Older blog entries for ta0kira (starting at number 1)

17 Feb 2009 (updated 17 Feb 2009 at 05:07 UTC) »
Resourcerver Source Online

I finally put Resourcerver on public subversion and public browsing today. It's been a long time coming. I had the project on CVS a long time ago, in fact when the project started, but my early source-tree structural changes were so frequent and drastic that neither I nor CVS could keep up with tracking them. I set aside version control for all releases up until now. It took about a year of design and programming to get it to the point where I felt confident releasing an alpha version, but I dropped CVS a few months before that. It would be nice to have those changes tracked for regression testing, but in the end the project has quite a bit more structural efficiency than I would have had the patience for using a VCS.

I'm not sure exactly how I feel about having the non-packaged files out there. I don't have anything private, but it does include a few scripts and other files I don't ever intend to include in the package.

Anyway, it's out there now, so please take a look if you have an interest in the project. Reading the source and changes online certainly beats downloading and extracting a package. It is a lot of code, just to warn you (~53k lines.)

Kevin

16 Feb 2009 (updated 16 Feb 2009 at 00:47 UTC) »

I don't do a lot with peer-networking sites. I've never had a blog. In fact, I don't really know what to write here, nor anywhere else on this site. I do, however, write software and I've never been paid for it. I started with BASIC on an Apple IIgs in 1991. My father fried the RAM around 1995, and the only thing available to program on was my HP-48g, which I programmed day and night for lack of a real computer. I lacked other programming resources until 2003, when I finally had a computer of my own. I sought out and learned what I know about programming independently, mostly through websites, message boards, manpages, tearing apart code I've come across, and coding for days at a time until I figure out how to make something work. Programming steals my life, so I try to save it for good ideas. It steals my sleep, my dreams, and even the world right in front of me. My life is elsewhere, yet I remain a slave to my text editor.

I'm not a professional developer, I don't have a degree in CS, nor will either apply to me in the future. I study cognitive science and mathematics. I'm sure I'll have more to say about that later.

I don't generally use IDEs and I don't have much of an interest in GUI programming. Most of what I develop takes the form of algorithms, frameworks, infrastructures, libraries, and many other things not readily usable by the non-programmer.
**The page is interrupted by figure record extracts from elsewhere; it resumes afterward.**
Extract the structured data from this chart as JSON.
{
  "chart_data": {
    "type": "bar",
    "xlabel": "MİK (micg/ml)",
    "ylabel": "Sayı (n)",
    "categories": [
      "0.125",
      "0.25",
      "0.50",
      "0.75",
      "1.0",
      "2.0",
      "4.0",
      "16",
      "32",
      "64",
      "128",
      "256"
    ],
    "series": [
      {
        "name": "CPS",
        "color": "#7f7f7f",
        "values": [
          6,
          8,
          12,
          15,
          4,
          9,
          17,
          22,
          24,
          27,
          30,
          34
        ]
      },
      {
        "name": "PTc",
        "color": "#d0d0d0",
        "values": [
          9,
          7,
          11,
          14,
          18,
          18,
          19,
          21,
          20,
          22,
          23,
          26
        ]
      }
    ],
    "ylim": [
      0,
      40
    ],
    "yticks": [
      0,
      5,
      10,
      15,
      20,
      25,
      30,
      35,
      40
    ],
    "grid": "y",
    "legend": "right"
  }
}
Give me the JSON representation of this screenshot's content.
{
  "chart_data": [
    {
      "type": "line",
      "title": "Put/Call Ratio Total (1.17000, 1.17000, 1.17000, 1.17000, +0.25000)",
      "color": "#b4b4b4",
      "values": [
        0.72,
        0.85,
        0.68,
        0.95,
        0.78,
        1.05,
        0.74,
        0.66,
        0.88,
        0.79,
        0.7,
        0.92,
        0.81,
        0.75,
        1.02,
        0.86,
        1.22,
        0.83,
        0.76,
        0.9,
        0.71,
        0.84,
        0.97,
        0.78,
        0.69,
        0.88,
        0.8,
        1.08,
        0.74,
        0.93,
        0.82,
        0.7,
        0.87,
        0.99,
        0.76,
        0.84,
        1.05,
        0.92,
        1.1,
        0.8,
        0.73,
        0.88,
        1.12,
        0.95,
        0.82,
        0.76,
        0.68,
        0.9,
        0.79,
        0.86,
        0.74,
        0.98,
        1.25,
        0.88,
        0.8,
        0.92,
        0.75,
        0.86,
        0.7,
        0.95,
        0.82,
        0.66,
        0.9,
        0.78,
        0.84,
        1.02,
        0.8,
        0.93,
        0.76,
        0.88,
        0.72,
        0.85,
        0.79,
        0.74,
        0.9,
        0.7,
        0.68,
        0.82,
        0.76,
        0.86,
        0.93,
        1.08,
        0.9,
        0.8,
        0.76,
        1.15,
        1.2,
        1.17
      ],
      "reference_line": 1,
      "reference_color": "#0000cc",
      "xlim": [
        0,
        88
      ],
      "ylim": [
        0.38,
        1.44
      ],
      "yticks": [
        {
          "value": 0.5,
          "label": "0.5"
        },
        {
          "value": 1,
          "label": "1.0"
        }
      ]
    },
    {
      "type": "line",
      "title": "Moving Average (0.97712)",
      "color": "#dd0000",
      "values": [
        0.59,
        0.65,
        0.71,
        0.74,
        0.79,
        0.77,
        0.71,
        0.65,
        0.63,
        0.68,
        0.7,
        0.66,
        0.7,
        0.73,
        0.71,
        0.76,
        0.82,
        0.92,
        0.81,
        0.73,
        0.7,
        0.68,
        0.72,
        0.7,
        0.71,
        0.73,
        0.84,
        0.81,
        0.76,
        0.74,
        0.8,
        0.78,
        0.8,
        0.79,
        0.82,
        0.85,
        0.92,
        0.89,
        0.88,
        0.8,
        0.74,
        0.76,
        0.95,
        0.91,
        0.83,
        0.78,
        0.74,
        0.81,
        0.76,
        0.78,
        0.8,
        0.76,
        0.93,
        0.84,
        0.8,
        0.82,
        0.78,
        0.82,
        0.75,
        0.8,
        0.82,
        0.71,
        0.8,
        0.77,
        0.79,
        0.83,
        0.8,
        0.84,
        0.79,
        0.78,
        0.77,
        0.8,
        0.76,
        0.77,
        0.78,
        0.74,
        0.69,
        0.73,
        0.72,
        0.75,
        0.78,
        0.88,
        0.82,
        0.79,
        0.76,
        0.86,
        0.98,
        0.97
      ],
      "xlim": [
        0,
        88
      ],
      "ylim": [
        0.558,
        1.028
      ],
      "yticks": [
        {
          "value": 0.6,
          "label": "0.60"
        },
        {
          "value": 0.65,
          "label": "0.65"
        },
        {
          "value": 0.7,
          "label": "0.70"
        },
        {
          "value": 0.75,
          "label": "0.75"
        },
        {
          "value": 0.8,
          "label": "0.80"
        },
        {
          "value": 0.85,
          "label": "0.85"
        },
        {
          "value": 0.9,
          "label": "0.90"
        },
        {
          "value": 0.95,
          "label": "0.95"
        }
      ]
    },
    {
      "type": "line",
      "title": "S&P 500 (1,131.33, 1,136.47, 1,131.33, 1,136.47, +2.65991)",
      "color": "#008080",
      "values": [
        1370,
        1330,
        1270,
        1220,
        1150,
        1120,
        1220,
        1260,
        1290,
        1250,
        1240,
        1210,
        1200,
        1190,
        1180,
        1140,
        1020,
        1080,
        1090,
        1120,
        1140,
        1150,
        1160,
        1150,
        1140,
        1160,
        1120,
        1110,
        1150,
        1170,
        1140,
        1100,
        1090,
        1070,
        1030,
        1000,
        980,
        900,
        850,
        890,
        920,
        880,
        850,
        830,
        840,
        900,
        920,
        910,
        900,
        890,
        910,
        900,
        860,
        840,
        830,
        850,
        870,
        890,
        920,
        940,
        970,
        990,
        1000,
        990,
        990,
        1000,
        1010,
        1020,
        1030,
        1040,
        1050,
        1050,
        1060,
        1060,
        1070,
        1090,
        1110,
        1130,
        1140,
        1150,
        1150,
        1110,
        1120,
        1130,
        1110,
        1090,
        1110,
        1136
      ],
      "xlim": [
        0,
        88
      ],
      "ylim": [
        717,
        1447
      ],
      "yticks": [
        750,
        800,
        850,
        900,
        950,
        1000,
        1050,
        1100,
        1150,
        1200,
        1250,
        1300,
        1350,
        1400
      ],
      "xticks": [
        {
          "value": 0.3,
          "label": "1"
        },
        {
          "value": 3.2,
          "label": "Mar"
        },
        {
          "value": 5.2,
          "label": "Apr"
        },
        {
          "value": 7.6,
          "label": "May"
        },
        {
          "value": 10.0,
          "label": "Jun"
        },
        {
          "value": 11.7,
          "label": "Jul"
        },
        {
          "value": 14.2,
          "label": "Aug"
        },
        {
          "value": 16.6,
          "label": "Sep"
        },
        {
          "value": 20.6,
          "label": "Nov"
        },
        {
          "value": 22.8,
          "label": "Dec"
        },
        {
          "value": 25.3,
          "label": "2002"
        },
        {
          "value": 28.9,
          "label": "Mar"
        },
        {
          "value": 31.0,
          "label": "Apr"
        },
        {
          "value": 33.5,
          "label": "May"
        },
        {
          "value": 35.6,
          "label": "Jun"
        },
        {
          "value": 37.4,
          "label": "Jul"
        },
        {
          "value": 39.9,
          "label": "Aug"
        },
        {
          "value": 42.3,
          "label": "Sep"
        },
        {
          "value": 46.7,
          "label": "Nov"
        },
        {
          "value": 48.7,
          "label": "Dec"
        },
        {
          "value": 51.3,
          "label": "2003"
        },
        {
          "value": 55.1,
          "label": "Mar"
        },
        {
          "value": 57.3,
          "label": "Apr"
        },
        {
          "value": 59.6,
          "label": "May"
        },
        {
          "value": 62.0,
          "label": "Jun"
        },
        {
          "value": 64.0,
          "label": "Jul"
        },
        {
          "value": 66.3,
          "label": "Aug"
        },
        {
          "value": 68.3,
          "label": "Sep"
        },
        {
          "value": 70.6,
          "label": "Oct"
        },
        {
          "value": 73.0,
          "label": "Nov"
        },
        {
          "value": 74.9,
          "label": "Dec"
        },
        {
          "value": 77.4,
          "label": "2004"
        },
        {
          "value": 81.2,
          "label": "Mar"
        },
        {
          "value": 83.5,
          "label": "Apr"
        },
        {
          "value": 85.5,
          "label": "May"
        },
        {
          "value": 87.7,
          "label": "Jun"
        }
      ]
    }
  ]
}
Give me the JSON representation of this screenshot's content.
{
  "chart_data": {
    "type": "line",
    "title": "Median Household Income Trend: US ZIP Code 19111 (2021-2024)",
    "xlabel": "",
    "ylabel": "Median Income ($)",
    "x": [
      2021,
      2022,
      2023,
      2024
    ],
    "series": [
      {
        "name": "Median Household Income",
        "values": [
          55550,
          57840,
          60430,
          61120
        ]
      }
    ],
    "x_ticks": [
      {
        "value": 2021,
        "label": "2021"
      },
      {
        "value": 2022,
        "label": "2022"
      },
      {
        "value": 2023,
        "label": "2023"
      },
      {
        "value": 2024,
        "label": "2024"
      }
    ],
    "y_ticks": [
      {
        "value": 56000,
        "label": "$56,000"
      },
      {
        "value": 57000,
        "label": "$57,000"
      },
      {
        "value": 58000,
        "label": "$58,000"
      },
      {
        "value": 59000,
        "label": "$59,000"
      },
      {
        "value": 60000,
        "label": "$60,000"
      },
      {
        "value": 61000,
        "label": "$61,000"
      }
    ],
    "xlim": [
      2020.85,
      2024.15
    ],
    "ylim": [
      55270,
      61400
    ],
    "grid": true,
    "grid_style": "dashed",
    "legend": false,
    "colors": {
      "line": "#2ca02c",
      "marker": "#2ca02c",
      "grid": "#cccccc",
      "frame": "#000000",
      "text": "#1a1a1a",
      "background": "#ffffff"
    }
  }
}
I have several "open-source projects," made so by virtue of being hosted as such, but I put most of my time into one. Ironically, the one that consistently has zero downloads. I actually don't program for others to use my work; I publish my work so my time doesn't go to waste. I'm a compulsive perfectionist with my code, so when I get something right I like the idea of someone else being able to come across it and see what I've done. I'd like to think that everything I write can be of some use to someone, but that really isn't the point.

This isn't to say I don't care about what I put out there or what other developers think. I often retract a download after noticing a misspelled word in the README for fear of publishing something with an error. I feel quite ashamed when I come across bugs in my own work, even in the alpha and beta versions. It always strikes me as a misrepresentation when I put my name on something with a bug.

I'm just starting to get into collaborative development for a research project I'll be working on. I'm the informal development lead, but the actual algorithm design will be done by computer scientists.

For now, please take a look at Resourcerver, my main project. I'd really like feedback on the design; however, please keep in mind it's only loosely related to dbus, dcop, etc. (multi-process app control vs. IPC framework.)